Cruz and Del Fierro will also rotate in revolving coaches, like Brazilian jiu-jitsu black belts Lloyd Irvin and Andre Galvao, Penn State wrestler Adam Lynch and wrestling coach Eric Uresk, as well as boxing instructor Adrian Melendrez in two-week allotments. UFC heavyweight Joey Beltran is also slated to appear as a cage-control expert.

Cruz said he hasn’t stopped thinking about the new weekly schedule since the announcement, how fast situations will move on the show and how everything he says, whether in haste or not, could be heard by millions of fans if it’s edited in during the quick turnaround. It’s a lot of pressure for a fighter who might introduce the UFC and the sport to the slew of new fans that Zuffa hopes the network move could bring.

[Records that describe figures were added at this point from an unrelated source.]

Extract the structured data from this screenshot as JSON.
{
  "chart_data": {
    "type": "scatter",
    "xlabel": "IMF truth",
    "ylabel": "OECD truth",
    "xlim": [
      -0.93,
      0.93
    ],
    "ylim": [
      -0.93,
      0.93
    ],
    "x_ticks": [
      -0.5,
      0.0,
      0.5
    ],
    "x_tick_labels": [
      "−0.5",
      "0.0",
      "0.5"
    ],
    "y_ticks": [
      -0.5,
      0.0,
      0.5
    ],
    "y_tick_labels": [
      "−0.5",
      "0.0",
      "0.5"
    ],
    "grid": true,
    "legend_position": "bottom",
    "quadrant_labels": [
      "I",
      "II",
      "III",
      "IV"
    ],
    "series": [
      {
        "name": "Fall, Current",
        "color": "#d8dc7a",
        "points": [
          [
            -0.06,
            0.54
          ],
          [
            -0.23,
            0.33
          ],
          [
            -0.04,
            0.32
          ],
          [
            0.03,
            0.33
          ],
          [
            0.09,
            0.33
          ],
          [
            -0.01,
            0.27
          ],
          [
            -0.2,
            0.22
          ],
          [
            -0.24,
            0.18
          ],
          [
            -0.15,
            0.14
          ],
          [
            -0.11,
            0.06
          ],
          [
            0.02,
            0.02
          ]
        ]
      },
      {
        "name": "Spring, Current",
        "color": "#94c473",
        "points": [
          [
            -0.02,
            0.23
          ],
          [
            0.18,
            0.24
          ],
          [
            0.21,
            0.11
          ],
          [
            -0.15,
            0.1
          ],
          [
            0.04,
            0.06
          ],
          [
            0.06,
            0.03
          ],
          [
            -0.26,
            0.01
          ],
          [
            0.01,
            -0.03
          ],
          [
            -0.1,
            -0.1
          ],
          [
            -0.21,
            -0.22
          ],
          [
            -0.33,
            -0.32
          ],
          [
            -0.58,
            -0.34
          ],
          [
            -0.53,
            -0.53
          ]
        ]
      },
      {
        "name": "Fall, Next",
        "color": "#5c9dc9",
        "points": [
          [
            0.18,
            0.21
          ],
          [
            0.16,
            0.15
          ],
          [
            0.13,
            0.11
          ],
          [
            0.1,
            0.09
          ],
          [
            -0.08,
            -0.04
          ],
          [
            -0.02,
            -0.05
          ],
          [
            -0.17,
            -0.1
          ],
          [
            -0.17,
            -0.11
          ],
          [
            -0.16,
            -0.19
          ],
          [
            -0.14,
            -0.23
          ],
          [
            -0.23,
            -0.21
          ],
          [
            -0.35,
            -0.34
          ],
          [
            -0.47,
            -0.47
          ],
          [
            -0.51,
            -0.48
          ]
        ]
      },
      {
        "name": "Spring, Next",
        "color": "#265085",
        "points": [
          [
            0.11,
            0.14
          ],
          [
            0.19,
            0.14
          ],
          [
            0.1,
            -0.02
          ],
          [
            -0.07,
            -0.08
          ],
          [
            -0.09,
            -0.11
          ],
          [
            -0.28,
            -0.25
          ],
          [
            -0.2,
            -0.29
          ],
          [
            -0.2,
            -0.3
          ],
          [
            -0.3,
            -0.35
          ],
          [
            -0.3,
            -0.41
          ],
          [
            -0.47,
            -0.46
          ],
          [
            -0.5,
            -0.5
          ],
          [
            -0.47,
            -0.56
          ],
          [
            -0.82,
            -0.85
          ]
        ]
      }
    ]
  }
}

“I feel like [Faber and me] both professionals,” Cruz said, who’s also had choice words for Faber in the past. “We’re not stupid and we know how to talk and conduct ourselves like professionals.”
Cruz and Faber, who re-energized his career with an impressive dismantling of former champion Bowles at UFC 139 in November, were also rumored for TUF 14 coaching duties last summer, but the promotion and network chose bickering middleweights Michael Bisping and Jason “Mayhem” Miller to oversee the pool of featherweight and bantamweight hopefuls instead.

This season’s class will feature lightweight and welterweight fighters, and Cruz said he has no problem sharing the platform with Faber, who will get his fifth shot at a Zuffa-promoted title in the pending rubber match that will follow the show’s airing.

“I think it’s about who can represent the sport in the best way,” said Cruz. “That’s part of it, but who am I to say who deserves a title fight and who doesn’t? Let’s keep it real. That’s not my job. I’ll fight him again, I’ll beat him again and I’ll prove why I’m the champion.”